High-Yield: Unlike quantitative studies that seek generalizability, qualitative research uses purposive sampling to select information-rich cases that illuminate the research question.

Data Gathering - Talk, Watch, Analyze

  • Interviews: One-on-one conversations to explore personal experiences in-depth.

    • Types: Unstructured (conversational) vs. Semi-structured (guided questions).
    • Best for: Sensitive topics, detailed individual perspectives.
  • Focus Groups: Small group discussions (typically 6-10 people) led by a moderator.

    • Purpose: Gathers collective views, explores group norms and social dynamics.
    • ⚠️ Pitfall: Risk of "groupthink" where dominant personalities can sway the discussion.
  • Observation (Ethnography): Researcher watches & records behavior in a natural setting.

    • Key challenge: Hawthorne effect (participants alter behavior because they are being watched).
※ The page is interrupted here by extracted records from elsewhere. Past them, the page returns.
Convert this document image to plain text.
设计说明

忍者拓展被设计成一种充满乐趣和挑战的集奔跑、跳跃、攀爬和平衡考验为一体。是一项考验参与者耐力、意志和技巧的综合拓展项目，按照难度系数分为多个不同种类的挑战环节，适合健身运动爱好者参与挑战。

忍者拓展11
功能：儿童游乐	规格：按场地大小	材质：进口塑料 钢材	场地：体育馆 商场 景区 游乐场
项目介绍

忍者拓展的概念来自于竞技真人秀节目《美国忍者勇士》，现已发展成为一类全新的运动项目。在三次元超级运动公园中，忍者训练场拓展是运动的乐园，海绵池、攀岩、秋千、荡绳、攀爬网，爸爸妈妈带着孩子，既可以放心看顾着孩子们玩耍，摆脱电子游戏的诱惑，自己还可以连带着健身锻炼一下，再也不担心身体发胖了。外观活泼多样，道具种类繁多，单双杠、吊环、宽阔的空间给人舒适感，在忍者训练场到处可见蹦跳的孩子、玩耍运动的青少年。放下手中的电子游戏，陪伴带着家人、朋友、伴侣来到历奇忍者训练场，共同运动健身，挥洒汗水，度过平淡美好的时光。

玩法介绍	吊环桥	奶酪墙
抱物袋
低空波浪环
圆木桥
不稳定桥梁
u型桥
Data Saturation: The key principle where data collection continues until no new themes or information emerge from participants. This signals an adequate sample size.

Trustworthiness - Is It Legit?

  • Credibility: Confidence in the truth of the findings.

    • Quantitative parallel: Internal Validity.
    • Achieved via prolonged engagement with participants & triangulation.
  • Transferability: Results can be applied to other contexts/settings.

    • Quantitative parallel: External Validity.
    • Requires a "thick description" of the study context.
  • Dependability: Findings are consistent and repeatable.

    • Quantitative parallel: Reliability.
    • Ensured by an "audit trail" (detailed process documentation).
  • Confirmability: Results are shaped by subjects, not researcher bias.

    • Quantitative parallel: Objectivity.

Triangulation-using multiple data sources, methods, or investigators to corroborate findings-is a cornerstone for establishing credibility.

High‑Yield Points - ⚡ Biggest Takeaways

  • Qualitative studies explore the "why" and "how" of human experience, not causality or incidence.
  • Methods include in-depth interviews, focus groups, and observation to gather rich, non-numerical data.
  • Sampling is purposive, not random, selecting participants who offer deep insights into the research question.
  • Data analysis is thematic, identifying recurring patterns until data saturation is reached.
  • Key designs: phenomenology (lived experience), grounded theory (developing new theories), ethnography (cultural patterns).